Mobile Experience Is Non-Negotiable
Over 65% of local searches in the UK happen on mobile devices. If your site is slow, difficult to navigate, or visually broken on a phone, you are actively losing customers.
What to check:
- Page speed. Test with Google PageSpeed Insights. Aim for a mobile performance score above 80. Core Web Vitals (LCP, CLS, INP) directly influence rankings.
- Click-to-call. Your phone number should be tappable on mobile. This sounds obvious, but a surprising number of business websites still use images or non-clickable text for their phone numbers.
- Navigation. Mobile menus should be simple and fast. If someone needs three taps to find your contact page, the friction is too high.
- Forms. Keep mobile forms short. Name, email, phone, message. Anything more and completion rates drop dramatically.
Proximity: Important, but Only Part of the Equation
There is a common misconception that proximity (how close the searcher is to the business) is the dominant factor in local search. It is significant, but it is not the whole picture.

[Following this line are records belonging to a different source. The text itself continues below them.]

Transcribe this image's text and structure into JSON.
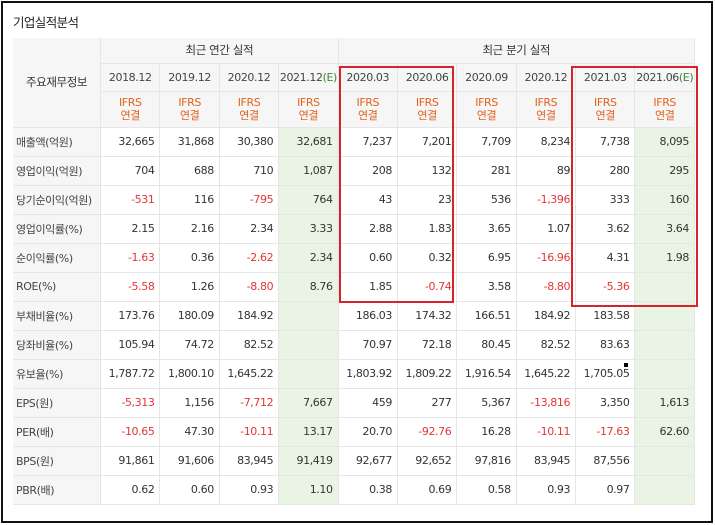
{
  "title": "기업실적분석",
  "header": {
    "row_header": "주요재무정보",
    "annual_group": "최근 연간 실적",
    "quarter_group": "최근 분기 실적",
    "annual_periods": [
      "2018.12",
      "2019.12",
      "2020.12",
      "2021.12"
    ],
    "annual_estimate_tag": "(E)",
    "quarter_periods": [
      "2020.03",
      "2020.06",
      "2020.09",
      "2020.12",
      "2021.03",
      "2021.06"
    ],
    "quarter_estimate_tag": "(E)",
    "basis_line1": "IFRS",
    "basis_line2": "연결"
  },
  "rows": [
    {
      "label": "매출액(억원)",
      "values": [
        "32,665",
        "31,868",
        "30,380",
        "32,681",
        "7,237",
        "7,201",
        "7,709",
        "8,234",
        "7,738",
        "8,095"
      ]
    },
    {
      "label": "영업이익(억원)",
      "values": [
        "704",
        "688",
        "710",
        "1,087",
        "208",
        "132",
        "281",
        "89",
        "280",
        "295"
      ]
    },
    {
      "label": "당기순이익(억원)",
      "values": [
        "-531",
        "116",
        "-795",
        "764",
        "43",
        "23",
        "536",
        "-1,396",
        "333",
        "160"
      ]
    },
    {
      "label": "영업이익률(%)",
      "values": [
        "2.15",
        "2.16",
        "2.34",
        "3.33",
        "2.88",
        "1.83",
        "3.65",
        "1.07",
        "3.62",
        "3.64"
      ]
    },
    {
      "label": "순이익률(%)",
      "values": [
        "-1.63",
        "0.36",
        "-2.62",
        "2.34",
        "0.60",
        "0.32",
        "6.95",
        "-16.96",
        "4.31",
        "1.98"
      ]
    },
    {
      "label": "ROE(%)",
      "values": [
        "-5.58",
        "1.26",
        "-8.80",
        "8.76",
        "1.85",
        "-0.74",
        "3.58",
        "-8.80",
        "-5.36",
        ""
      ]
    },
    {
      "label": "부채비율(%)",
      "values": [
        "173.76",
        "180.09",
        "184.92",
        "",
        "186.03",
        "174.32",
        "166.51",
        "184.92",
        "183.58",
        ""
      ]
    },
    {
      "label": "당좌비율(%)",
      "values": [
        "105.94",
        "74.72",
        "82.52",
        "",
        "70.97",
        "72.18",
        "80.45",
        "82.52",
        "83.63",
        ""
      ]
    },
    {
      "label": "유보율(%)",
      "values": [
        "1,787.72",
        "1,800.10",
        "1,645.22",
        "",
        "1,803.92",
        "1,809.22",
        "1,916.54",
        "1,645.22",
        "1,705.05",
        ""
      ]
    },
    {
      "label": "EPS(원)",
      "values": [
        "-5,313",
        "1,156",
        "-7,712",
        "7,667",
        "459",
        "277",
        "5,367",
        "-13,816",
        "3,350",
        "1,613"
      ]
    },
    {
      "label": "PER(배)",
      "values": [
        "-10.65",
        "47.30",
        "-10.11",
        "13.17",
        "20.70",
        "-92.76",
        "16.28",
        "-10.11",
        "-17.63",
        "62.60"
      ]
    },
    {
      "label": "BPS(원)",
      "values": [
        "91,861",
        "91,606",
        "83,945",
        "91,419",
        "92,677",
        "92,652",
        "97,816",
        "83,945",
        "87,556",
        ""
      ]
    },
    {
      "label": "PBR(배)",
      "values": [
        "0.62",
        "0.60",
        "0.93",
        "1.10",
        "0.38",
        "0.69",
        "0.58",
        "0.93",
        "0.97",
        ""
      ]
    }
  ],
  "colors": {
    "negative": "#e23636",
    "basis": "#e0621d",
    "estimate_bg": "#eaf4e5",
    "highlight_box": "#d8232a"
  }
}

Google weighs three core factors for local rankings:
- Relevance. How well your listing matches what the person is searching for.

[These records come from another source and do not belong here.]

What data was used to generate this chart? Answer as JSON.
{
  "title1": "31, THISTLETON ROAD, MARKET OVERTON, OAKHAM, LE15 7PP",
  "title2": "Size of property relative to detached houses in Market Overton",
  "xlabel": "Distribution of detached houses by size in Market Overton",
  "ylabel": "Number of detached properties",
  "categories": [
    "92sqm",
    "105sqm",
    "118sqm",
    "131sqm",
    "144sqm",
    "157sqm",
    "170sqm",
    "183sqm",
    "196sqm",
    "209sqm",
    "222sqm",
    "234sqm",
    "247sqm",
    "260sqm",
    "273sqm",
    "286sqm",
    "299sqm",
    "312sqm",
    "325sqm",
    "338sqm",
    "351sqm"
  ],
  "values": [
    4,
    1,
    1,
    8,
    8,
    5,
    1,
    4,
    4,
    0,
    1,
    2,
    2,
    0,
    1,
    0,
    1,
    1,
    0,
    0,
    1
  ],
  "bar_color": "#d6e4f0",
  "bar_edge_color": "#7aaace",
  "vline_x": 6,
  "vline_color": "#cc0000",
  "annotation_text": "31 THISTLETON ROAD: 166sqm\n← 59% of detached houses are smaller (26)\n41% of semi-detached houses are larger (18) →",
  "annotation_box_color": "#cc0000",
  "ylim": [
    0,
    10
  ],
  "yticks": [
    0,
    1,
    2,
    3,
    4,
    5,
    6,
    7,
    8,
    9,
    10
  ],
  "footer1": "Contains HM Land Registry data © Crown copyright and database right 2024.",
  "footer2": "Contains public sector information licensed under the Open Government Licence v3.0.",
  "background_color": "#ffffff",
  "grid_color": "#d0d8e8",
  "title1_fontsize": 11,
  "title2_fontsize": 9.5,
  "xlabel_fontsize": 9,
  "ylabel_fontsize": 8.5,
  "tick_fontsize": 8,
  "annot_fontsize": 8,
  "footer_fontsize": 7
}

- Distance. How far the business is from the searcher or the location specified in the query.
- Prominence. How well-known and well-reviewed the business is, based on reviews, citations, links, and web presence.
A business five miles away with 200 reviews, an optimised GBP, and strong website content will often outrank a closer business with a bare-bones listing and no reviews. You cannot control proximity, but you can absolutely control relevance and prominence.
Link Building for Local
Backlinks remain a ranking factor for local SEO, but the approach differs from traditional link building. Focus on:
- Local press and publications. Sponsor a local event, get featured in a local news story, or contribute a guest article to a regional blog.

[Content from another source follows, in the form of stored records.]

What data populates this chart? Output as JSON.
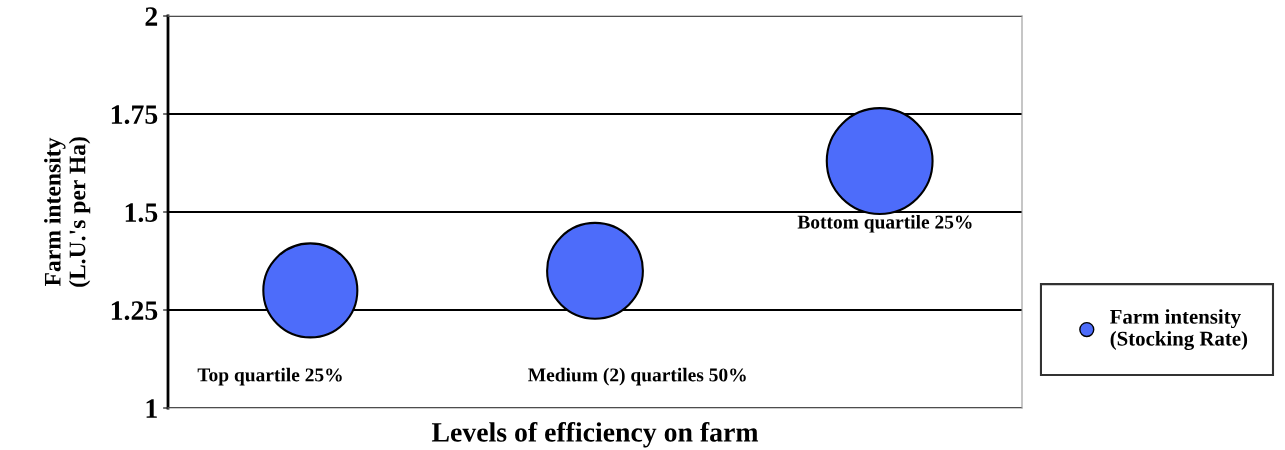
{
  "chart_data": {
    "type": "bubble",
    "xlabel": "Levels of efficiency on farm",
    "ylabel": "Farm intensity\n(L.U.'s per Ha)",
    "categories": [
      null,
      null,
      null
    ],
    "series": [
      {
        "name": "Farm intensity\n(Stocking Rate)",
        "color": "#4d6cfa",
        "values": [
          1.3,
          1.35,
          1.63
        ],
        "sizes": [
          0.79,
          0.82,
          1
        ]
      }
    ],
    "ylim": [
      1,
      2
    ],
    "yticks": [
      1,
      1.25,
      1.5,
      1.75,
      2
    ],
    "grid": "y",
    "legend": "right",
    "marker": "circle",
    "annotations": [
      "Top quartile 25%",
      "Medium (2) quartiles 50%",
      "Bottom quartile 25%"
    ]
  }
}
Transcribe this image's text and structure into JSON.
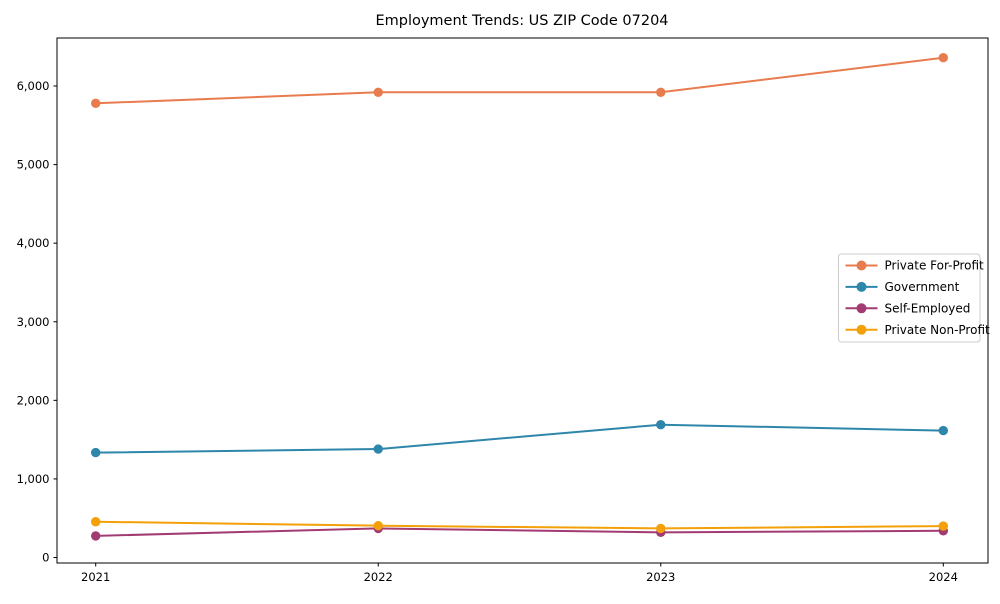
{
  "chart_data": {
    "type": "line",
    "title": "Employment Trends: US ZIP Code 07204",
    "xlabel": "",
    "ylabel": "",
    "x": [
      "2021",
      "2022",
      "2023",
      "2024"
    ],
    "series": [
      {
        "name": "Private For-Profit",
        "color": "#E87C4E",
        "values": [
          5780,
          5920,
          5920,
          6360
        ]
      },
      {
        "name": "Government",
        "color": "#2E86AB",
        "values": [
          1335,
          1380,
          1690,
          1615
        ]
      },
      {
        "name": "Self-Employed",
        "color": "#A23B72",
        "values": [
          275,
          370,
          320,
          340
        ]
      },
      {
        "name": "Private Non-Profit",
        "color": "#F3A009",
        "values": [
          455,
          405,
          370,
          400
        ]
      }
    ],
    "yticks": {
      "values": [
        0,
        1000,
        2000,
        3000,
        4000,
        5000,
        6000
      ],
      "labels": [
        "0",
        "1,000",
        "2,000",
        "3,000",
        "4,000",
        "5,000",
        "6,000"
      ]
    },
    "ylim": [
      -70,
      6611
    ],
    "grid": false,
    "legend_position": "center-right",
    "legend_border_color": "#cccccc",
    "axis_color": "#000000",
    "background": "#ffffff",
    "marker": "circle"
  }
}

- Business associations. Chamber of Commerce memberships, trade association directories, and local business networks often provide a link back to your site.
- Partnerships. If you work with complementary businesses (a wedding venue linking to preferred caterers, for example), exchange relevant links where it makes sense.
- Community involvement. Charity sponsorships, local sports team sponsorships, and community events often result in natural backlinks from high-authority local sites.
Tracking What Matters
Invest 30 minutes a month in checking your local SEO performance. The metrics that matter:
- GBP Insights: Search queries, direction requests, phone calls, website clicks
- Google Search Console: Impressions and clicks for your target local keywords
- Rank tracking: Monitor your position in the Local Pack and organic results for 10 to 15 core keywords
- Review velocity: How many new reviews you receive per month
Your Local SEO Checklist for 2026
- Audit and fully optimise your Google Business Profile (every field, every attribute).
- Verify your NAP is consistent across your top 15 citation sources.
- Add LocalBusiness schema markup to your website.
- Create or improve location-specific landing pages with unique content.
- Set up a system for generating and responding to reviews consistently.
- Test your mobile experience and fix any speed or usability issues.
- Build 5 to 10 local backlinks over the next quarter.
- Review your GBP Insights and Search Console data monthly.
Local SEO is not a one-off project. It is an ongoing process of optimisation, content creation, and reputation building. The businesses that treat it as a priority, not an afterthought, are the ones that consistently appear when customers search.